The upgrade, scheduled to begin as full-rate production starts in fiscal year 2013, reduces the airframe design life to zero, says Mike Burke, Boeing's director of army rotorcraft business development.

Although the airframes will be new, army officials continue to insist the Block III programme is a remanufacturing project.

"We have had struggles getting people to understand that [the Block III version] is not a new aircraft," says Col Shane Openshaw, AH-64 project manager. "[The new airframe] is just one other element of a remanufactured aircraft that we're adding."

 AH-64 Apache flames - US Army
© Sgt Roberto Di Giovine/US Army

In the first two lots of low-rate initial production, Boeing reuses the airframe, but adds a new engine, rotor blades, drive train and avionics. As full-rate production begins, the airframe also will be new.

"There's still a healthy reused component on the remanufactured aircraft," Openshaw says. "If you just think about the fuselage as another line replaceable unit - it's a big one, size-wise. In terms of the cost and scope of the remanufacturing [programme], it's just an LRU."

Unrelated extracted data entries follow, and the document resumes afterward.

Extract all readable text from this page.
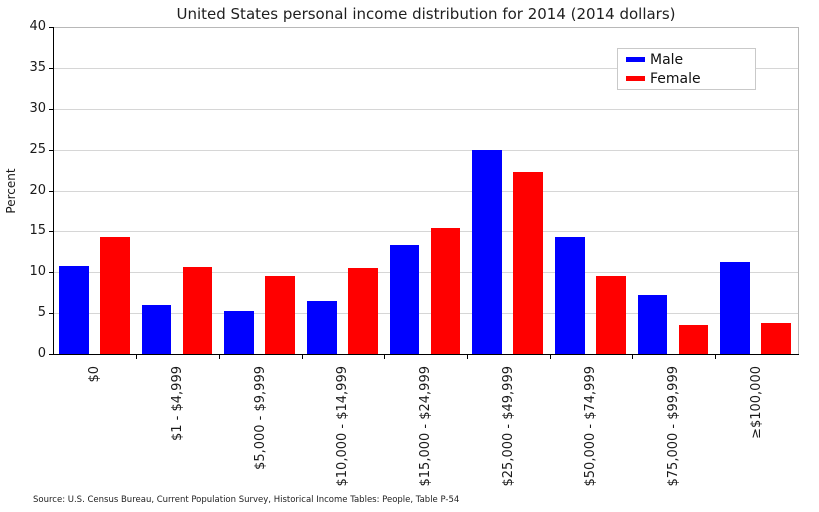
United States personal income distribution for 2014 (2014 dollars)
Percent
0
5
10
15
20
25
30
35
40
$0	$1 - $4,999	$5,000 - $9,999	$10,000 - $14,999	$15,000 - $24,999	$25,000 - $49,999	$50,000 - $74,999	$75,000 - $99,999	≥$100,000
Male
Female
Source: U.S. Census Bureau, Current Population Survey, Historical Income Tables: People, Table P-54
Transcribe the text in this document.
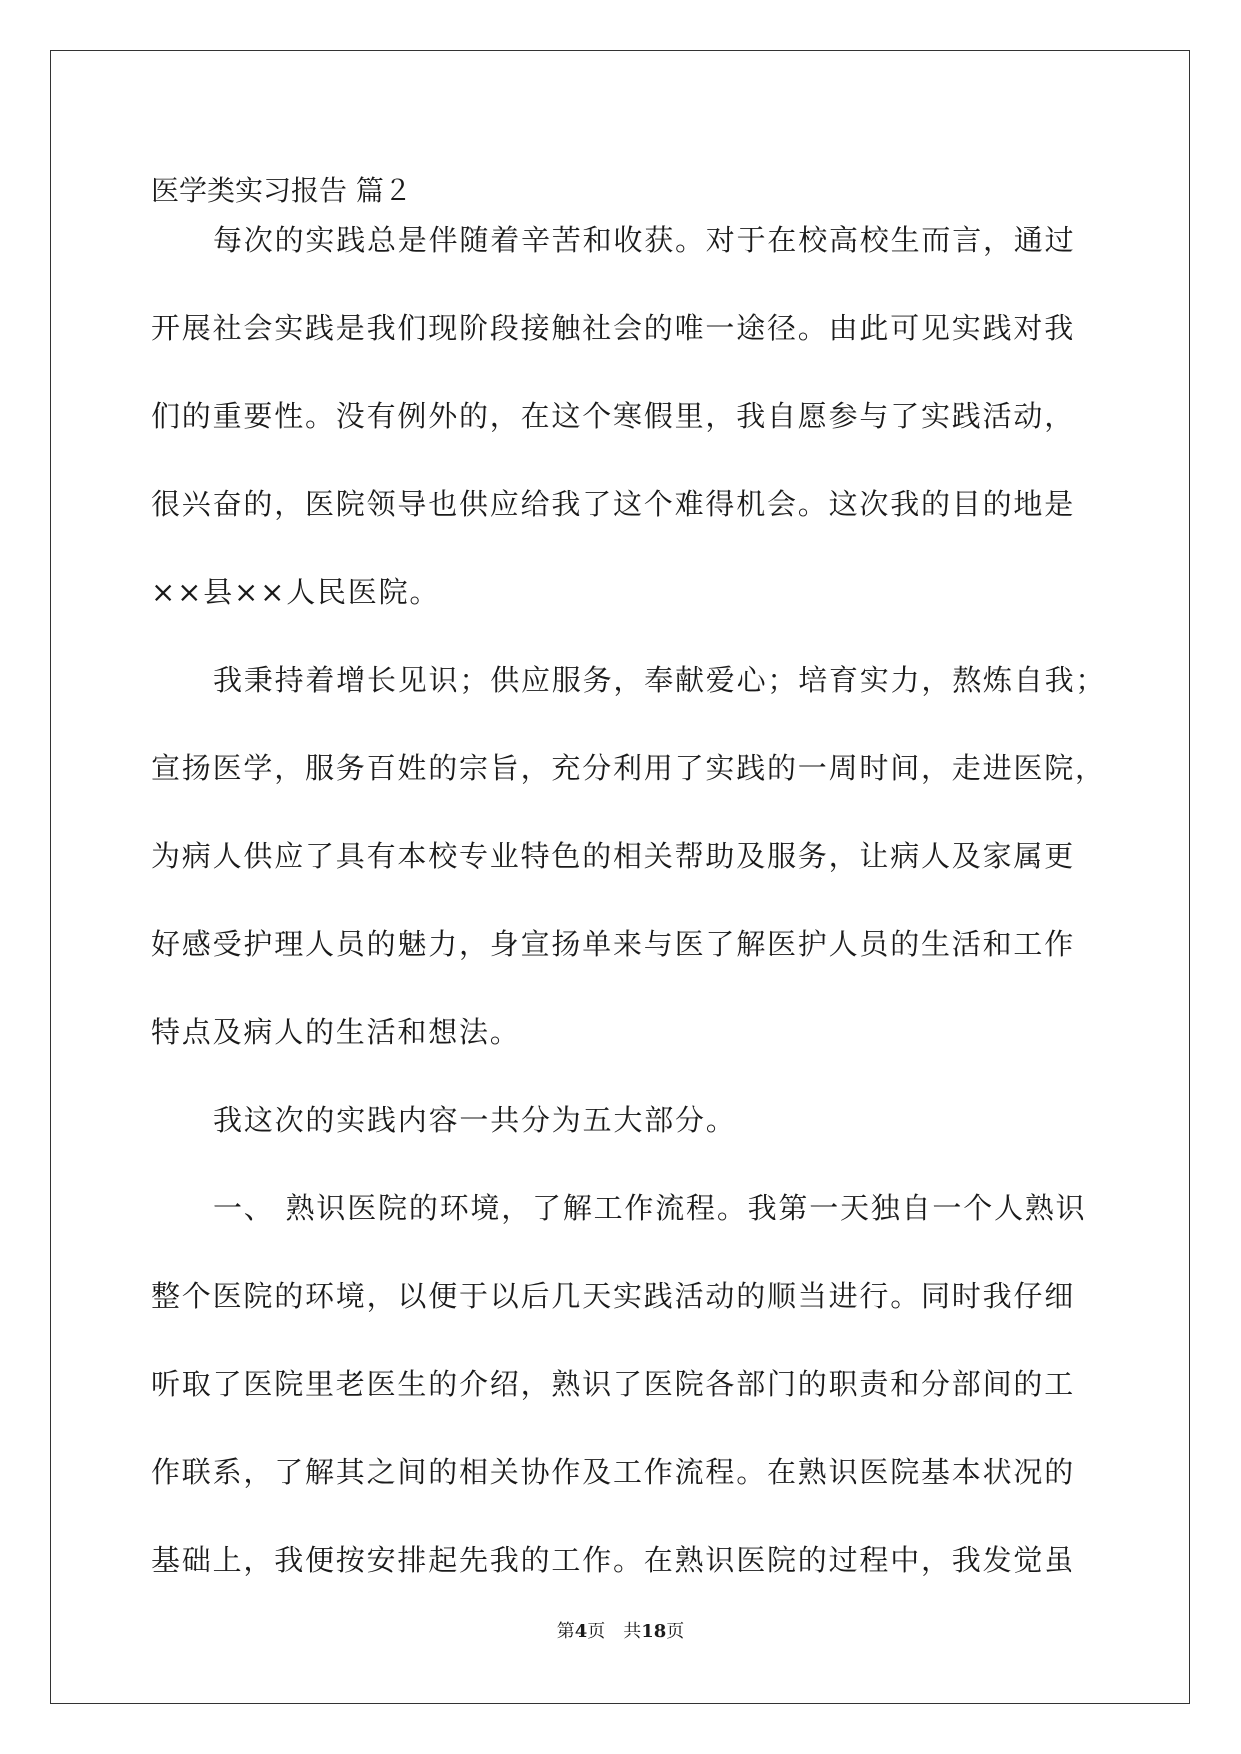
医学类实习报告 篇２
每次的实践总是伴随着辛苦和收获。对于在校高校生而言，通过
开展社会实践是我们现阶段接触社会的唯一途径。由此可见实践对我
们的重要性。没有例外的，在这个寒假里，我自愿参与了实践活动，
很兴奋的，医院领导也供应给我了这个难得机会。这次我的目的地是
××县××人民医院。
我秉持着增长见识；供应服务，奉献爱心；培育实力，熬炼自我；
宣扬医学，服务百姓的宗旨，充分利用了实践的一周时间，走进医院，
为病人供应了具有本校专业特色的相关帮助及服务，让病人及家属更
好感受护理人员的魅力，身宣扬单来与医了解医护人员的生活和工作
特点及病人的生活和想法。
我这次的实践内容一共分为五大部分。
一、 熟识医院的环境，了解工作流程。我第一天独自一个人熟识
整个医院的环境，以便于以后几天实践活动的顺当进行。同时我仔细
听取了医院里老医生的介绍，熟识了医院各部门的职责和分部间的工
作联系，了解其之间的相关协作及工作流程。在熟识医院基本状况的
基础上，我便按安排起先我的工作。在熟识医院的过程中，我发觉虽
第4页　共18页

First delivery of a production version of the Block III Apache is scheduled for October 2011. The army signed a $247 million contract on 22 October to buy the first aircraft in the first lot of LRIP.

Meanwhile, the army also is considering new upgrades beyond the Block III programme for its planned 690-aircraft Apache fleet. After integrating Lockheed Martin's modernised target acquisition detection system/pilot night vision system, the service now plans to replace the "day" systems on the aircraft's nose-mounted sensor.

The army first will start replacing a laser designator starting in FY2013, followed by the electro-optical camera several years later.

"There are things we are going to have to do this aircraft," Openshaw says. "I would say the book is open on what they could be."